Arguably this has the potential to complicate the user interface issues even further. But I think that can be handled. It is important to remember that this is the ‘file’ that is generated and presented to the world. Not necessarily the file that the user generates. But in general terms you can see how this might work with a user interface.
First thing we start with is what do you want to do? How many reactions/samples do you want to run in parallel? How may things go into each reaction/sample?
The system then generate a table for input (defined as per preferences in a style sheet somewhere) where the user can then select the appropriate links (or paste them in) and amounts where appropriate. There may also be the option of putting in metadata, either arbitrary tags or (via a widget) suggestions from a controlled vocabulary.
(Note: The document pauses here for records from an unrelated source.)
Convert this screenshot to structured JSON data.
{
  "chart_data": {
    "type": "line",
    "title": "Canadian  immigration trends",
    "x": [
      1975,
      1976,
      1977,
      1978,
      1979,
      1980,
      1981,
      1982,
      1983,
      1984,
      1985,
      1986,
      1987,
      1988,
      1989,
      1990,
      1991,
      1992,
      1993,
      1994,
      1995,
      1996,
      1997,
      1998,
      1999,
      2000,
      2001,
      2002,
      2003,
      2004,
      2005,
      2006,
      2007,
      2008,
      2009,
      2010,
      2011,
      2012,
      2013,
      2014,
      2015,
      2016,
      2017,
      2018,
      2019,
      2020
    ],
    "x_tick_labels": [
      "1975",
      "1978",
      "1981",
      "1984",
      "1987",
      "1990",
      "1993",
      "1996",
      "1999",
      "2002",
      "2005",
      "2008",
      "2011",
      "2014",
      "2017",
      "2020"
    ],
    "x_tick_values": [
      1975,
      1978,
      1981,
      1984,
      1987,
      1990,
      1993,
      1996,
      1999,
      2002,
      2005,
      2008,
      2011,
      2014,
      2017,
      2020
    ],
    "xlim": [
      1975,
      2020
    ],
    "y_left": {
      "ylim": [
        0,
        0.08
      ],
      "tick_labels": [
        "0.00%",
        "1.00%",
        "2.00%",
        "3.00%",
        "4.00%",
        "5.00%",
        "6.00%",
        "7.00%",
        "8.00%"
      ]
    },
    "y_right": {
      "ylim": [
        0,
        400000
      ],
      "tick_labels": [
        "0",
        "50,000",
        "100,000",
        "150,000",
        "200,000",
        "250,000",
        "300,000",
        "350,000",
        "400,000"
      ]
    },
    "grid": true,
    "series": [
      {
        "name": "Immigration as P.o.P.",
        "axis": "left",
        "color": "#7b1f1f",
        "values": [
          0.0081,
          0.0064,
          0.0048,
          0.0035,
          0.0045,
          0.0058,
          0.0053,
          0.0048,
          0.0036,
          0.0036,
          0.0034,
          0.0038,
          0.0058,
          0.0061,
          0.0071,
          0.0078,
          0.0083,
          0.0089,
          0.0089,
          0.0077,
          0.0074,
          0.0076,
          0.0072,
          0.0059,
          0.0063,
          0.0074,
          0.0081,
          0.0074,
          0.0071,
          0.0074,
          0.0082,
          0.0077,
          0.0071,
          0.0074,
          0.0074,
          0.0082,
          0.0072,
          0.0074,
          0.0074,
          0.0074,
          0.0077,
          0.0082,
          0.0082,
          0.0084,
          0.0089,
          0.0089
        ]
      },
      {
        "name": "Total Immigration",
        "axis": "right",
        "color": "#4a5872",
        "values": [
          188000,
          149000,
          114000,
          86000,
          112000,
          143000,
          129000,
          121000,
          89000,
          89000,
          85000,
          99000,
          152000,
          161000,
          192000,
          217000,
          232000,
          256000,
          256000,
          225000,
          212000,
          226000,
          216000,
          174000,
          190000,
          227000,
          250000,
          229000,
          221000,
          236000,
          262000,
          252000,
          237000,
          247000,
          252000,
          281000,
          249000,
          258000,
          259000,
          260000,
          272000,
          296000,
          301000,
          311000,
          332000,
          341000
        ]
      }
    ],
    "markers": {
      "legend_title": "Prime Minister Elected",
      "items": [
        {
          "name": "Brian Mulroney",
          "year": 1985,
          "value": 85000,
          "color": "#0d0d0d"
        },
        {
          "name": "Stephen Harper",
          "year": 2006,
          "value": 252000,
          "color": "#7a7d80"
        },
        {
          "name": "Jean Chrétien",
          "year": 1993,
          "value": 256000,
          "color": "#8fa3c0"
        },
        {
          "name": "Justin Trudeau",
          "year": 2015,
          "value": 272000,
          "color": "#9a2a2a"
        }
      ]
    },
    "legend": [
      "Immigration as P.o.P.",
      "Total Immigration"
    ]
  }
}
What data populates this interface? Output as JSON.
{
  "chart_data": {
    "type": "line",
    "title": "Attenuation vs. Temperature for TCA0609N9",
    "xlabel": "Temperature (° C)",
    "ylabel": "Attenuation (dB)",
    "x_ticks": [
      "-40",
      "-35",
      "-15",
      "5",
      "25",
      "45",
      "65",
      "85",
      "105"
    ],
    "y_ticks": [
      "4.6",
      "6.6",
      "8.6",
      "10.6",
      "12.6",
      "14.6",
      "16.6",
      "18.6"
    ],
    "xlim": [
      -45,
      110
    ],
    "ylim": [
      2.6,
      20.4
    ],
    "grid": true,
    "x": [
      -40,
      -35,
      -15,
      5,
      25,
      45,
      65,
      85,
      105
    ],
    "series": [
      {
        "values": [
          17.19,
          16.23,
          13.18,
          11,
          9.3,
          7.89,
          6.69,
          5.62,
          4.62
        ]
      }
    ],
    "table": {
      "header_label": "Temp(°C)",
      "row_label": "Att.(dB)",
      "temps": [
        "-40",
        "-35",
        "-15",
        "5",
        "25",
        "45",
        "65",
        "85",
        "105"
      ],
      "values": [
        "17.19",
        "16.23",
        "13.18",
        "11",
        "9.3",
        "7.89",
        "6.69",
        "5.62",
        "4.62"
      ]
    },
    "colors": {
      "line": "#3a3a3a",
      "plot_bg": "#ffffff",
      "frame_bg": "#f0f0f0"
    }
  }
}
The procedure again can be either a free text description (which could be grabbed from a blog or wiki feed or a word processor document as appropriate). Conversely a widget may be available that helps the user describe the experiment via a controlled vocab. The user may also indicate where the analysis results might be found so the system can keep an eye out for it on the appropriate feed or it might require the user to come back afterwards and make sure the connections are ok. If a product is a material object then the system should automatically generate a post on the user request, possibly when a label is printed for the object.
Finally the user is asked whether they want to continue the same experiment (moving on to workup, doing the next step) or finish this one up and move on.
Much of this can and would be made even quicker with templates for commonly used procedures or types of analysis but even without the interaction process can be reasonably simple. This still doesn’t capture the analysis process ‘fiddle until it looks right’ but I don’t think we ever will manage that. What is key is ‘this was the input data, this was the output data, this is converted one to the other’
Conclusions
None of the above is meant to be an argument against controlled vocabularies, RDF, or agreeing data formats. These are all good things and should be used where possible and practicable. However in many cases it is impossible or even inappropriate to use or agree vocabularies or formats. My object is to try and describe the simplest framework which could work, which would allow automated systems to understand as much as they can about our experiments while dealing with the practical requirements of getting it done. I hope this makes some sense. I will try to put together some pictures tomorrow to make it clearer.